Dans la cinquième partie, Olivier de Sardan s’interroge sur la dimension contributive de la socio-anthropologie dans les réformes des politiques publiques et des politiques de développement. Le chapitre 10, à partir d’un état des lieux des dysfonctionnements de « l’ingénierie développementaliste », essaie d’esquisser des pistes de solutions pour rendre les politiques publiques liées à l’aide au développement plus conformes à la réalité du terrain. L’état des lieux relève de pratiques issues du nouveau management public accentuées par l’insuffisance des ressources, entre autres comme étant des pratiques imposées loin des contextes de mise en oeuvre de l’ingénierie du développement. La solution prônée par l’auteur semble être la réconciliation entre le monde du développement et celui de la recherche pour apporter un sens critique aux interventions. Le chapitre 11 promeut des réformes de l’intérieur initiées au sein de l’État et des communes, par le bais d’experts qui maîtrisent le contexte. La particularité de ces réformateurs de l’intérieur est qu’ils sont du milieu et comprennent mieux les enjeux des normes pratiques et des adaptations possibles.

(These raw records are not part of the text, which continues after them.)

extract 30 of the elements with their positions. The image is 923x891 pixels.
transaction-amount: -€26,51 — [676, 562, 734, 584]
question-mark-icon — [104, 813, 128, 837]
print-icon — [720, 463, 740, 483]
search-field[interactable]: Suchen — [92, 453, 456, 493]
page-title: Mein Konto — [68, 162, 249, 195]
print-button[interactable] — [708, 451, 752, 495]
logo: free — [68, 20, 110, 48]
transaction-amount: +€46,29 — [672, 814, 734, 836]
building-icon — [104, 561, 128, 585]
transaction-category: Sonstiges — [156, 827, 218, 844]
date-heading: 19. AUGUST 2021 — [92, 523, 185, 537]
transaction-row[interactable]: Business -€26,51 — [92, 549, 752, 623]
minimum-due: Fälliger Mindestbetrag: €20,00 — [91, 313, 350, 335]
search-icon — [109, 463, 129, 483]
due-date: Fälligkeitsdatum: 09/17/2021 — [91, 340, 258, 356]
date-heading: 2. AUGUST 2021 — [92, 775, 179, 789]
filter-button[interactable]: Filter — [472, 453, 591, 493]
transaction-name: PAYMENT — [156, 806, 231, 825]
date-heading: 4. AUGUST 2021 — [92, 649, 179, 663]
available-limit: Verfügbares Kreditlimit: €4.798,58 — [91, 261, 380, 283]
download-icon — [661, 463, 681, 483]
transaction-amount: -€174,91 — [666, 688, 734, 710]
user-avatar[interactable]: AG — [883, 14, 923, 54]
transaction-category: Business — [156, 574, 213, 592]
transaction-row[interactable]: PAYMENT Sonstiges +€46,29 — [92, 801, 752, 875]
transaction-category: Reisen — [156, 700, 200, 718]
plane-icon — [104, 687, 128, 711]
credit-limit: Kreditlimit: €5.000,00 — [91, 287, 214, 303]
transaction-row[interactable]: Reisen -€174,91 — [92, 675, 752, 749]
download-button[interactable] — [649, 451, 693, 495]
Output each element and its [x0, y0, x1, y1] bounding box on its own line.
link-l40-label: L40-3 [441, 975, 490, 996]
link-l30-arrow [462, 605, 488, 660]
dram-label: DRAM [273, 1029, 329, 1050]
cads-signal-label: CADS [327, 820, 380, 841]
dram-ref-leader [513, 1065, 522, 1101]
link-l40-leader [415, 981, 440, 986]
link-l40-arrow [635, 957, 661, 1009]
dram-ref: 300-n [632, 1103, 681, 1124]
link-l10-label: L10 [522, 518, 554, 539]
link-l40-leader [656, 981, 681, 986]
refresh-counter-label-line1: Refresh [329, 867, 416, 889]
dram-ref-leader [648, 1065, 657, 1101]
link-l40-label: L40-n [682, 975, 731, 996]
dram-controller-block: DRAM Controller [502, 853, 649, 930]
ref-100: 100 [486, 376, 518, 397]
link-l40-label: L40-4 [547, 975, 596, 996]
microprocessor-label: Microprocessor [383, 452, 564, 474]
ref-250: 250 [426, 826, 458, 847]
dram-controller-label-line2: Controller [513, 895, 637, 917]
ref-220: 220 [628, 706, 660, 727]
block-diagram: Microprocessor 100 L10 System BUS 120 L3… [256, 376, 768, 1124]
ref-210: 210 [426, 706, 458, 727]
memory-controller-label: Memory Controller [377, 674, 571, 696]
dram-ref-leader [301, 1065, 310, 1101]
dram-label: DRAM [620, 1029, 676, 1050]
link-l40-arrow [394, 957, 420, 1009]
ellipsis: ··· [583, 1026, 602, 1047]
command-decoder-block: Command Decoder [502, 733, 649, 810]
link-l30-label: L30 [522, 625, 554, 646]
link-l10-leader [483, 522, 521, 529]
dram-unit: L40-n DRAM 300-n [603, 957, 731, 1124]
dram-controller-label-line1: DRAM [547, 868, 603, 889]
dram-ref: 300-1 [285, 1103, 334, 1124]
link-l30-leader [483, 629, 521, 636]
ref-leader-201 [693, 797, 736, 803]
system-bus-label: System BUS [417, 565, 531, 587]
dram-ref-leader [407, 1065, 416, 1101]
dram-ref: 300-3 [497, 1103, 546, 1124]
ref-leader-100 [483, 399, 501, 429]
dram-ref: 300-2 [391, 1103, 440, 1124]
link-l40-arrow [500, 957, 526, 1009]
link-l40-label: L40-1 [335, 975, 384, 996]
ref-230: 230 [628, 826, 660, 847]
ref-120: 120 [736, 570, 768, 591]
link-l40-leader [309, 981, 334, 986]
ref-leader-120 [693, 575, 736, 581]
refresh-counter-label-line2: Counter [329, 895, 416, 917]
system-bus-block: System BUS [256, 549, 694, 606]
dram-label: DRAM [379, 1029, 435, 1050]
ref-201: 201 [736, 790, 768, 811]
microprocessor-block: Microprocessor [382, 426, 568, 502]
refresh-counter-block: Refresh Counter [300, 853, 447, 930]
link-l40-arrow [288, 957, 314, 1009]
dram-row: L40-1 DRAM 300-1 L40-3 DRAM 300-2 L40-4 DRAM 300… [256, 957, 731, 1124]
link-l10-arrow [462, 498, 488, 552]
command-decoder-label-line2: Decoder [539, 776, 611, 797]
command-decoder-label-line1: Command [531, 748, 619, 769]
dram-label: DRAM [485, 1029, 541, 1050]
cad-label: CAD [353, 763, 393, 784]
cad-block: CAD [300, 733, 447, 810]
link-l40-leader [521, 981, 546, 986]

Le chapitre 12 concluant l’ouvrage s’oriente vers une perspective plus moderniste de l’anthropologie et le situe au carrefour d’échanges avec des disciplines soeurs comme la sociologie et la science politique. En s’inscrivant dans cette lancée d’une socio-anthropologie plus ouverte avec ses « contradictions » et ses « décalages », elle n’en demeure pas moins une science de l’ingénierie sociale, une spécialité au centre de la vie sociale, une science du terrain.

La générosité de Pierre-Olivier de Sardan dans sa démarche scientifique, dans l’utilisation de concepts débordant le cadre de la socio-anthropologie, attire l’attention sur les théories explicatives et la capacité des contextes à s’imposer et à influer sur la mise en oeuvre des politiques de développement. En effet, l’approche de l’auteur ne prend pas en compte les biais dans les enquêtes empiriques, ces biais pouvant provenir de la sincérité des parties prenantes et de ce qu’on peut qualifier de sentiment de supériorité pour montrer une certaine importance vis-à-vis de « l’industrie du développement ». De plus, les données empiriques collectées auraient gagné plus de validité si elles se fondaient sur des études ou des analyses qualitatives et quantitatives plus fines pour apporter davantage de consistance aux constats en s’appuyant, par exemple, sur des évaluations de programme.

En définitive, La revanche des contextes est un beau panorama du monde du développement en particulier et de l’administration publique en général, puisant dans la brillante expérience de terrain de Pierre-Olivier de Sardan. Elle peint le décor de « l’industrie du développement » face aux contextes des pays du Sud, notamment le Niger, en utilisant de riches et abondantes théories issues des sciences sociales. L’ouvrage est un bréviaire pour tous les étudiants et chercheurs qui s’intéressent à la « fabrique du développement », sa conceptualisation, sa mise en oeuvre et les stratégies d’adaptation et de contournement développées sur le terrain. Il est d’actualité au regard des crises récurrentes (pandémie COVID-19, guerre en Ukraine) et des velléités de renfermement de plus en plus prononcées par la montée du populisme en Occident.